Alla vista dei militari i due hanno cercato di disfarsi della refurtiva ma sono stati immediatamente bloccati e tratti in arresto poiché ritenuti responsabili di furto aggravato in concorso

 

REGGIO CALABRIA – Proseguono incessanti i controlli dei carabinieri del Comando Provinciale di Reggio Calabria, quotidianamente impegnati al fine di garantire l’ordine e la sicurezza pubblica e far rispettare tutte le misure assunte per contenere la diffusione del coronavirus, in una situazione tanto delicata per il nostro “Paese”, in cui nonostante l’emergenza sanitaria in atto, continuano ad essere perpetrati reati contro il patrimonio.
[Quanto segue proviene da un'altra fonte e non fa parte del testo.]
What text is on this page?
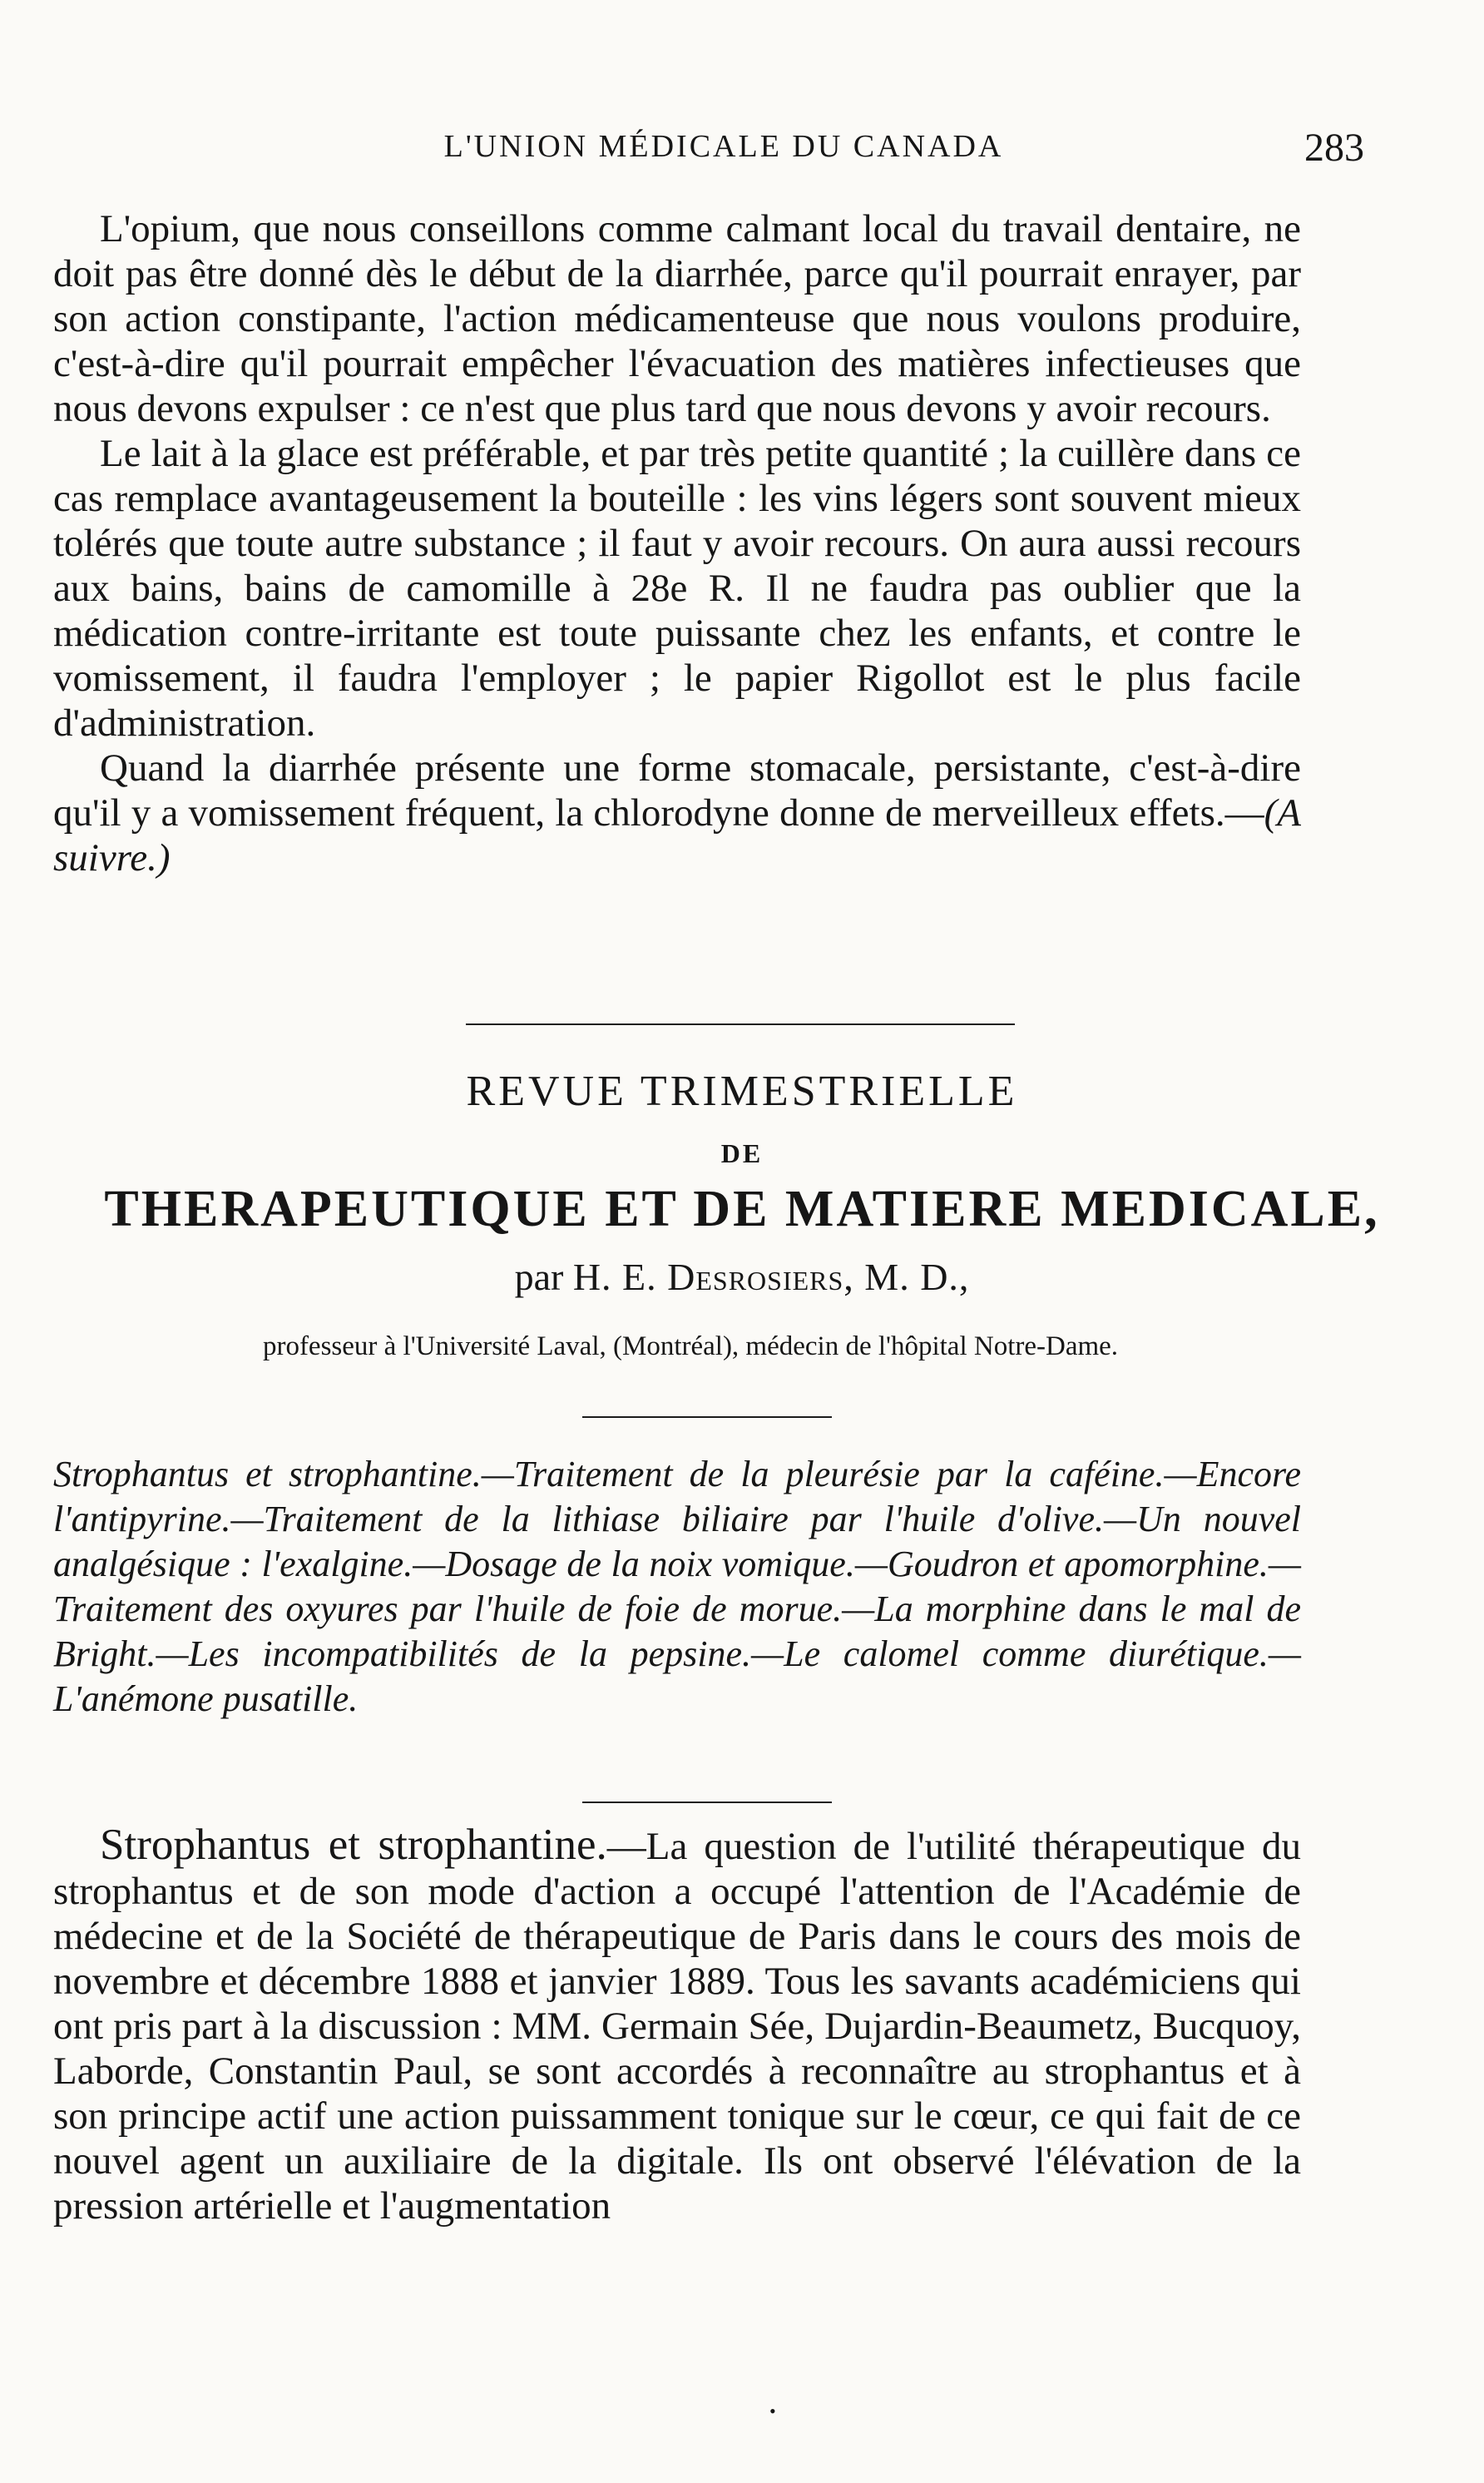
L'UNION MÉDICALE DU CANADA	283

L'opium, que nous conseillons comme calmant local du travail dentaire, ne doit pas être donné dès le début de la diarrhée, parce qu'il pourrait enrayer, par son action constipante, l'action médicamenteuse que nous voulons produire, c'est-à-dire qu'il pourrait empêcher l'évacuation des matières infectieuses que nous devons expulser : ce n'est que plus tard que nous devons y avoir recours.

Le lait à la glace est préférable, et par très petite quantité ; la cuillère dans ce cas remplace avantageusement la bouteille : les vins légers sont souvent mieux tolérés que toute autre substance ; il faut y avoir recours. On aura aussi recours aux bains, bains de camomille à 28e R. Il ne faudra pas oublier que la médication contre-irritante est toute puissante chez les enfants, et contre le vomissement, il faudra l'employer ; le papier Rigollot est le plus facile d'administration.

Quand la diarrhée présente une forme stomacale, persistante, c'est-à-dire qu'il y a vomissement fréquent, la chlorodyne donne de merveilleux effets.—(A suivre.)

REVUE TRIMESTRIELLE
DE
THERAPEUTIQUE ET DE MATIERE MEDICALE,
par H. E. Desrosiers, M. D.,
professeur à l'Université Laval, (Montréal), médecin de l'hôpital Notre-Dame.
Strophantus et strophantine.—Traitement de la pleurésie par la caféine.—Encore l'antipyrine.—Traitement de la lithiase biliaire par l'huile d'olive.—Un nouvel analgésique : l'exalgine.—Dosage de la noix vomique.—Goudron et apomorphine.—Traitement des oxyures par l'huile de foie de morue.—La morphine dans le mal de Bright.—Les incompatibilités de la pepsine.—Le calomel comme diurétique.—L'anémone pusatille.

Strophantus et strophantine.—La question de l'utilité thérapeutique du strophantus et de son mode d'action a occupé l'attention de l'Académie de médecine et de la Société de thérapeutique de Paris dans le cours des mois de novembre et décembre 1888 et janvier 1889. Tous les savants académiciens qui ont pris part à la discussion : MM. Germain Sée, Dujardin-Beaumetz, Bucquoy, Laborde, Constantin Paul, se sont accordés à reconnaître au strophantus et à son principe actif une action puissamment tonique sur le cœur, ce qui fait de ce nouvel agent un auxiliaire de la digitale. Ils ont observé l'élévation de la pression artérielle et l'augmentation

•
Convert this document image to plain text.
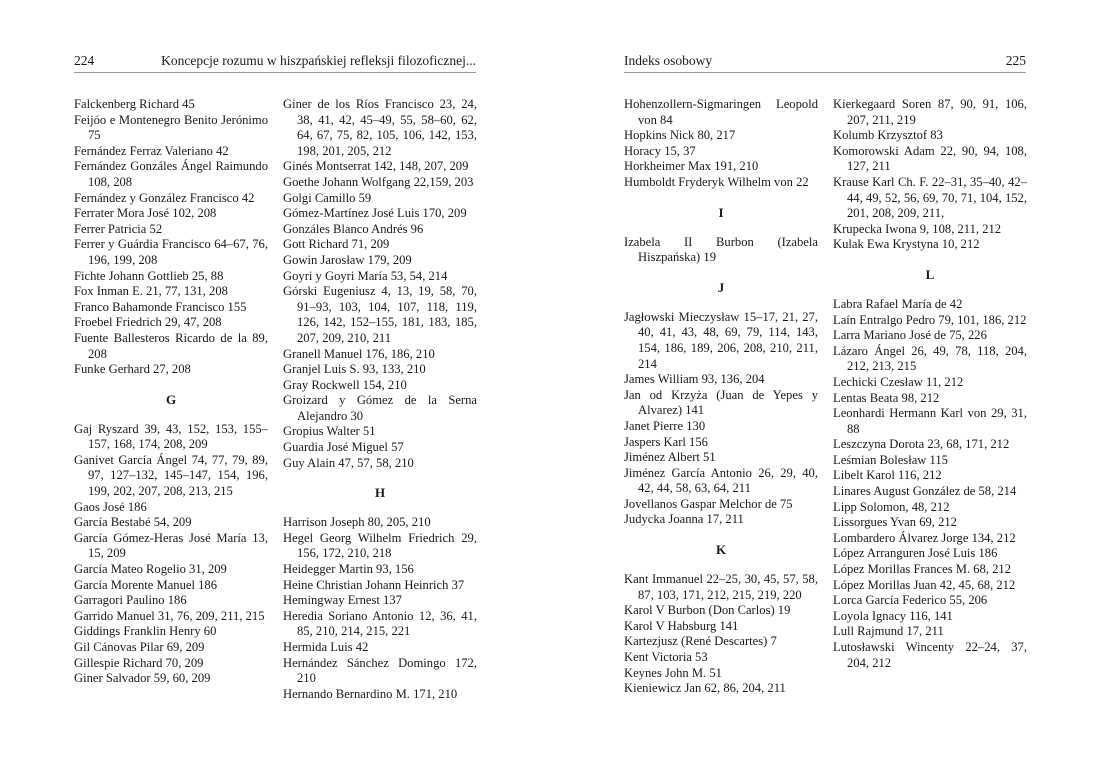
224	Koncepcje rozumu w hiszpańskiej refleksji filozoficznej...
Falckenberg Richard 45
Feijóo e Montenegro Benito Jerónimo 75
Fernández Ferraz Valeriano 42
Fernández Gonzáles Ángel Raimundo 108, 208
Fernández y González Francisco 42
Ferrater Mora José 102, 208
Ferrer Patricia 52
Ferrer y Guárdia Francisco 64–67, 76, 196, 199, 208
Fichte Johann Gottlieb 25, 88
Fox Inman E. 21, 77, 131, 208
Franco Bahamonde Francisco 155
Froebel Friedrich 29, 47, 208
Fuente Ballesteros Ricardo de la 89, 208
Funke Gerhard 27, 208
G
Gaj Ryszard 39, 43, 152, 153, 155–157, 168, 174, 208, 209
Ganivet García Ángel 74, 77, 79, 89, 97, 127–132, 145–147, 154, 196, 199, 202, 207, 208, 213, 215
Gaos José 186
García Bestabé 54, 209
García Gómez-Heras José María 13, 15, 209
García Mateo Rogelio 31, 209
García Morente Manuel 186
Garragori Paulino 186
Garrido Manuel 31, 76, 209, 211, 215
Giddings Franklin Henry 60
Gil Cánovas Pilar 69, 209
Gillespie Richard 70, 209
Giner Salvador 59, 60, 209
Giner de los Ríos Francisco 23, 24, 38, 41, 42, 45–49, 55, 58–60, 62, 64, 67, 75, 82, 105, 106, 142, 153, 198, 201, 205, 212
Ginés Montserrat 142, 148, 207, 209
Goethe Johann Wolfgang 22,159, 203
Golgi Camillo 59
Gómez-Martínez José Luis 170, 209
Gonzáles Blanco Andrés 96
Gott Richard 71, 209
Gowin Jarosław 179, 209
Goyri y Goyri María 53, 54, 214
Górski Eugeniusz 4, 13, 19, 58, 70, 91–93, 103, 104, 107, 118, 119, 126, 142, 152–155, 181, 183, 185, 207, 209, 210, 211
Granell Manuel 176, 186, 210
Granjel Luis S. 93, 133, 210
Gray Rockwell 154, 210
Groizard y Gómez de la Serna Alejandro 30
Gropius Walter 51
Guardia José Miguel 57
Guy Alain 47, 57, 58, 210
H
Harrison Joseph 80, 205, 210
Hegel Georg Wilhelm Friedrich 29, 156, 172, 210, 218
Heidegger Martin 93, 156
Heine Christian Johann Heinrich 37
Hemingway Ernest 137
Heredia Soriano Antonio 12, 36, 41, 85, 210, 214, 215, 221
Hermida Luis 42
Hernández Sánchez Domingo 172, 210
Hernando Bernardino M. 171, 210
Indeks osobowy	225
Hohenzollern-Sigmaringen Leopold von 84
Hopkins Nick 80, 217
Horacy 15, 37
Horkheimer Max 191, 210
Humboldt Fryderyk Wilhelm von 22
I
Izabela II Burbon (Izabela Hiszpańska) 19
J
Jagłowski Mieczysław 15–17, 21, 27, 40, 41, 43, 48, 69, 79, 114, 143, 154, 186, 189, 206, 208, 210, 211, 214
James William 93, 136, 204
Jan od Krzyża (Juan de Yepes y Alvarez) 141
Janet Pierre 130
Jaspers Karl 156
Jiménez Albert 51
Jiménez García Antonio 26, 29, 40, 42, 44, 58, 63, 64, 211
Jovellanos Gaspar Melchor de 75
Judycka Joanna 17, 211
K
Kant Immanuel 22–25, 30, 45, 57, 58, 87, 103, 171, 212, 215, 219, 220
Karol V Burbon (Don Carlos) 19
Karol V Habsburg 141
Kartezjusz (René Descartes) 7
Kent Victoria 53
Keynes John M. 51
Kieniewicz Jan 62, 86, 204, 211
Kierkegaard Soren 87, 90, 91, 106, 207, 211, 219
Kolumb Krzysztof 83
Komorowski Adam 22, 90, 94, 108, 127, 211
Krause Karl Ch. F. 22–31, 35–40, 42–44, 49, 52, 56, 69, 70, 71, 104, 152, 201, 208, 209, 211,
Krupecka Iwona 9, 108, 211, 212
Kulak Ewa Krystyna 10, 212
L
Labra Rafael María de 42
Laín Entralgo Pedro 79, 101, 186, 212
Larra Mariano José de 75, 226
Lázaro Ángel 26, 49, 78, 118, 204, 212, 213, 215
Lechicki Czesław 11, 212
Lentas Beata 98, 212
Leonhardi Hermann Karl von 29, 31, 88
Leszczyna Dorota 23, 68, 171, 212
Leśmian Bolesław 115
Libelt Karol 116, 212
Linares August González de 58, 214
Lipp Solomon, 48, 212
Lissorgues Yvan 69, 212
Lombardero Álvarez Jorge 134, 212
López Arranguren José Luis 186
López Morillas Frances M. 68, 212
López Morillas Juan 42, 45, 68, 212
Lorca García Federico 55, 206
Loyola Ignacy 116, 141
Lull Rajmund 17, 211
Lutosławski Wincenty 22–24, 37, 204, 212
Nella tarda serata di eri, i carabinieri delle Stazioni di Fiumara e Campo Calabro, nel corso di un servizio di controllo del territorio, transitando nella zona industriale di Campo Calabro all’altezza della ditta “Camion Service s.r.l.” hanno notato il 33enne Carlo Morello e il 37enne Massimo Bevilacqua, entrambi con pregiudizi di polizia e domiciliati al villaggio Arghillà di Reggio Calabria, intenti a trascinare dei cavi in rame della lunghezza di circa 200 mt che avevano appena asportato dall’interno dell’area deposito della menzionata ditta.

Alla vista dei militari i due hanno cercato di disfarsi della refurtiva ma sono stati immediatamente bloccati e tratti in arresto poiché ritenuti responsabili di furto aggravato in concorso. La refurtiva recuperata è stata restituita al legittimo proprietario. Tratti in arresto, sono stati sottoposti agli arresti domiciliari presso le proprie abitazioni, su disposizione dell’Autorità Giudiziaria, ove rimarranno in attesa della celebrazione del rito direttissimo.